Compensation, Gratuity and Disability Pensions: provision was made for payment only to „wife or „widow. No reference to spouses (husbands)

Police women married to civilian husbands are disallowed from living in police barracks.

Travel allowance made only for accompanying ‘wife’ and children. No husbands.

According to Section 121 of the Police Regulations, women police officers shall as a general rule be employed on duties which are concerned with women and children.

According to rule 122, married women are disqualified from enlisting in the Police; a Police Woman who is single at the time of her enlistment must spend two (2) years in service before applying for permission to marry giving particulars of fiancé who must be investigated and cleared before permission for marriage is granted.

Section 125 of the police Regulation states that “A married woman police officer shall not be granted any special privileges by reason of the fact that she is married and shall be subjected to posting and transfer as it were unmarried.”

Section 126 of the police Regulations provides that “A married woman police officer who is pregnant may be granted maternity leave in accordance with the provisions of general order (a federal government instruction that regulated the condition of public officials). However, an unmarried woman police officer who is pregnant shall be discharged from the force.

Inheritance rights

Under most customary laws in Nigeria, daughters, like wives, do not inherit. For example, in the case of Nezianya v. Okagbue (1963) NLR 352, the court held that under the native law and custom of Onitsha, a widow’s possession of her deceased husband’s property doesn’t make her the owner and she cannot deal with his property without the consent of his family. The court upheld the custom that says if a husband dies without a male issue, his real property goes to his family and his female issue cannot inherit it.

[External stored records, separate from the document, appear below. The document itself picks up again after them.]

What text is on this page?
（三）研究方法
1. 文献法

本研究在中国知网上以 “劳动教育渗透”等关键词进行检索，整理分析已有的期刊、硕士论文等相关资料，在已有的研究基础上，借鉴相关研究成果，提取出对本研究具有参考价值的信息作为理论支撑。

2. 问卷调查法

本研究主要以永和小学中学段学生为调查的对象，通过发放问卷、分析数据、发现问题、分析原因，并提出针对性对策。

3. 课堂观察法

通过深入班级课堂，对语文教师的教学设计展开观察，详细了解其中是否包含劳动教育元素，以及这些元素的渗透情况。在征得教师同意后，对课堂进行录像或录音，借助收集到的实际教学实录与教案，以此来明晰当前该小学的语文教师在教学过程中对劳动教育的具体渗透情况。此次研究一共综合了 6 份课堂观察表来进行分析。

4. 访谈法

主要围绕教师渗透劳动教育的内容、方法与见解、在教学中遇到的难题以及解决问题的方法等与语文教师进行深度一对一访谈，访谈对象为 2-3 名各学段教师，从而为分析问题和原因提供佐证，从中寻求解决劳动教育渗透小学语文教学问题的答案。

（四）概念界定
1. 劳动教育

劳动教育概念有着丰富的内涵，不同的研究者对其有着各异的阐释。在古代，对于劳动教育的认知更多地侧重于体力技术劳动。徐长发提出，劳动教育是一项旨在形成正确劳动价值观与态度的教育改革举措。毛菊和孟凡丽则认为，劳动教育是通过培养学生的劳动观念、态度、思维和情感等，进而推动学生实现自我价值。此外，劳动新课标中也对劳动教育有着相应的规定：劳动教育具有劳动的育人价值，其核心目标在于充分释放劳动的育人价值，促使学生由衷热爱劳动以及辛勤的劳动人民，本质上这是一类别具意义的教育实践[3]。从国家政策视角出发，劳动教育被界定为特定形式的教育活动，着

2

In another case, Onwuchekwe v. Onwuchekwe [1991] 5 NWLR pt. 197 the Court of Appeal refused to reject as repugnant a custom where a wife is owned with her properties by her husband. Also, in the case Nzekwu v. Nzekwu, [1989] 2 NWLR p. 373, the Supreme Court of Nigeria affirmed the custom that says a widow cannot claim the property of her later husband as her own. She only has a right to occupy the building or part of it, but this is subject to her good behavior.

Under Sharia law, however, women can acquire and retain their own property, can pass it on to their heirs, and can inherit from their deceased parents, husbands, brothers, sisters, daughters and other relations.

These are laws and decisions that promote gender discrimination against women. They violate the letters and spirit of the provisions of the Nigerian constitution on equality, and obligations of Nigeria under various international treaties like the Convention on the Elimination of all Forms of Discrimination Against Women (CEDAW) and the Child Rights Convention (CRC).

In order to make progress as a country, we must review these laws and ensure that we bring to an end all practices that are discriminatory or harmful to women.